Nous observons la crise de l’industrie automobile française. Cette crise, n’est pas uniquement économique et sociale, elle est aussi technologique et stratégique.
En effet, l’industrie automobile française s’étant recentrée depuis quelques décennies sur la production de voitures de tourisme de moyenne gamme, pour un marché presque exclusivement européen, elle a des difficultés pour traverser la crise actuelle. Sur cette gamme, l’industrie automobile française doit faire face à une concurrence farouche, tant au sein de l’Europe (Volkswagen en Allemagne, Fiat en Italie…) que du reste du monde avec notamment l’Asie (surtout le Japon et la Corée). L’industrie automobile française a aussi abandonné il y a plus de quarante ans, les véhicules d’exception et sportif, au profit de l’Allemagne, principalement.
Aujourd’hui le positionnement des marques françaises est de moins en moins en adéquation avec son marché, peu compétitif face à la concurrence étrangère, malgré des efforts technologiques et d’optimisations des coûts – délocalisations, sous-traitance, etc…. Pire, on prévoit dans un avenir proche l’arrivée sur le marché de certains géants issus des pays émergents, comme l’Indien Tata. De nombreux pays émergents envisagent de produire des automobiles, à des coûts défiant toute concurrence. Ces véhicules produits utiliseront des technologies déjà éprouvées, à moteur à explosion, avec des carburants fossiles, et majoritairement de basse et moyenne gamme. La puissance industrielle de ces pays (Chine, Inde…) et leur compétitivité affaibliront encore notre industrie, prise en tenaille entre la compétitivité de la qualité allemande et la compétitivité prix de ces pays émergents.

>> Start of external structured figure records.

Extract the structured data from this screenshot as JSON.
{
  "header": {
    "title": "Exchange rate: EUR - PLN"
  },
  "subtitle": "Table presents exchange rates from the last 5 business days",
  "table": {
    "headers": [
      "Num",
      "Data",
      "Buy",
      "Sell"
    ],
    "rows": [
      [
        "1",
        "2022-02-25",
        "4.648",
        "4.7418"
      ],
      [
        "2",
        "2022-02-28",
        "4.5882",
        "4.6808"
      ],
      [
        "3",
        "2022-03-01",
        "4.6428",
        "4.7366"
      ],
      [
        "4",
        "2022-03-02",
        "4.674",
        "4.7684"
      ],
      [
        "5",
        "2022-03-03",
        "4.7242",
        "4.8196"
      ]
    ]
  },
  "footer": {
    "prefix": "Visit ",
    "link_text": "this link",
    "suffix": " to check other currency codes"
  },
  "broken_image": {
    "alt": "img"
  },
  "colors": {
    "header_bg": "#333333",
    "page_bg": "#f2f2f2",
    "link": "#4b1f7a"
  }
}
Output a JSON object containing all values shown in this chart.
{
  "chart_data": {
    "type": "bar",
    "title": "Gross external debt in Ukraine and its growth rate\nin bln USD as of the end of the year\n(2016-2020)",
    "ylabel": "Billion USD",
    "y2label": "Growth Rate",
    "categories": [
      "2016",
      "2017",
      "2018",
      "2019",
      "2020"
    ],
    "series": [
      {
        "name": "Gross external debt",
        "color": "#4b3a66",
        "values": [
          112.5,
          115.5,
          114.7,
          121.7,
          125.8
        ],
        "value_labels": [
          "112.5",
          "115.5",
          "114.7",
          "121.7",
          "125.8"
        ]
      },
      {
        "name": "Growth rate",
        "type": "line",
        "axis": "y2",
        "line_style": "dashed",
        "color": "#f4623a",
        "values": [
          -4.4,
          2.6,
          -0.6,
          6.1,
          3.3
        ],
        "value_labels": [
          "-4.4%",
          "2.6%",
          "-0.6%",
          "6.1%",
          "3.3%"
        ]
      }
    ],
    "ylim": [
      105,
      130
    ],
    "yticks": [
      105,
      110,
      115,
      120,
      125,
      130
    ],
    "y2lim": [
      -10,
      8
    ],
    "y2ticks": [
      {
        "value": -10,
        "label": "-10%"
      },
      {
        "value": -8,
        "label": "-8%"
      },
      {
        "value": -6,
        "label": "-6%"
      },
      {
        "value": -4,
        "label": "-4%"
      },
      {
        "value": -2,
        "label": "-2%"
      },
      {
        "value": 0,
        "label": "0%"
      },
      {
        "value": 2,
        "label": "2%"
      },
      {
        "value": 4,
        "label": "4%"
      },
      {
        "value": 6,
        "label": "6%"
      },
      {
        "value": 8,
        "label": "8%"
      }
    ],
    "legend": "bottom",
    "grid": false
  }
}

En revanche, on constate, en France, la multiplication des projets de voitures électriques, du fait des préoccupations environnementales et énergétiques. Pour le moment, la technologie est encore balbutiante malgré quelques progrès. Et si les avancées ne permettent pas encore une vraie commercialisation en raison de problèmes de fiabilité et d’autonomie, on parvient néanmoins à proposer des véhicules adaptés à un usage urbain. Mais la France, par sa maîtrise et son niveau technologique, dispose d’une forte expérience en termes de motorisation électrique. Cet atout allié à sa maîtrise de l’industrie automobile, autorise un réel espoir pour que la France devienne un des pays phare des véhicules de demain. Son marché intérieur et ceux de ces voisins est moralement : par une prise de conscience environnementale globale ; techniquement : ses infrastructures routières et électriques sont développées ; et économiquement : son pouvoir d’achat est encore puissant ; prêt pour recevoir les véhicules électriques.
Ainsi, si la France saisit cette opportunité, elle peut entrer dans un marché de niche avec un avantage concurrentiel par sa technologie, car cette dernière surpasse ses concurrents asiatiques et égale celle de ces voisins européens. De plus, elle ne se soumet plus à la concurrence technique et affective des véhicules à moteurs à explosion, dont de grandes marques emblématiques étaient leaders, souvent des marques allemandes de prestige. Les marques automobiles françaises pourront même changer leur image de marque. Cet objectif n’est absolument pas utopique, car il existe encore des chaines de montage en France, et les modifications à apporter sur les chaines de production ne concerneront que l’aspect motorisation, car la carrosserie ou l’intérieur resteront inchangés. Et pour ce qui relève de la formation des mécaniciens-motoristes, cela fait près d’un siècle que nous utilisons des moteurs électriques dans les usines, dans l’électroménager par exemple, ce qui relativise le problème technique et humain.
L’idée de recentrer la production des marques automobiles françaises n’est pas une utopie, c’est un projet tout à fait crédible et pertinent qui pourrait sauver le secteur, mais pour cela il faut vaincre différents lobbies, pétroliers notamment, mais aussi l’Etat, qui pourrait perdre ses rentes venant de la TIPP. Une importante partie de l’avenir industriel français et de l’emploi peut se jouer sur la validation de ce virage stratégique. Actuellement, de nombreux projets sont présentés, mais restent souvent de timides prototypes ou pire, des délires créatifs sans véritables volontés stratégiques. Car en plus de sauver ou de relancer un de ces secteurs clés avec toutes les conséquences économiques et sociales qui en découlent, la France aurait une occasion de revenir sur le créneau du luxe et de l’excellence, par exemple avec le projet du jeune constructeur Nivernais Exagon Motors et sa Furtive eGT. Ou encore relancer la compétition automobile – à quand les 24h du Mans électriques ? -, afin de renouer avec l’effervescence sportive et technologique si dynamisante, telle que ce fut le cas durant le XXe siècle pour l’histoire de l’automobile.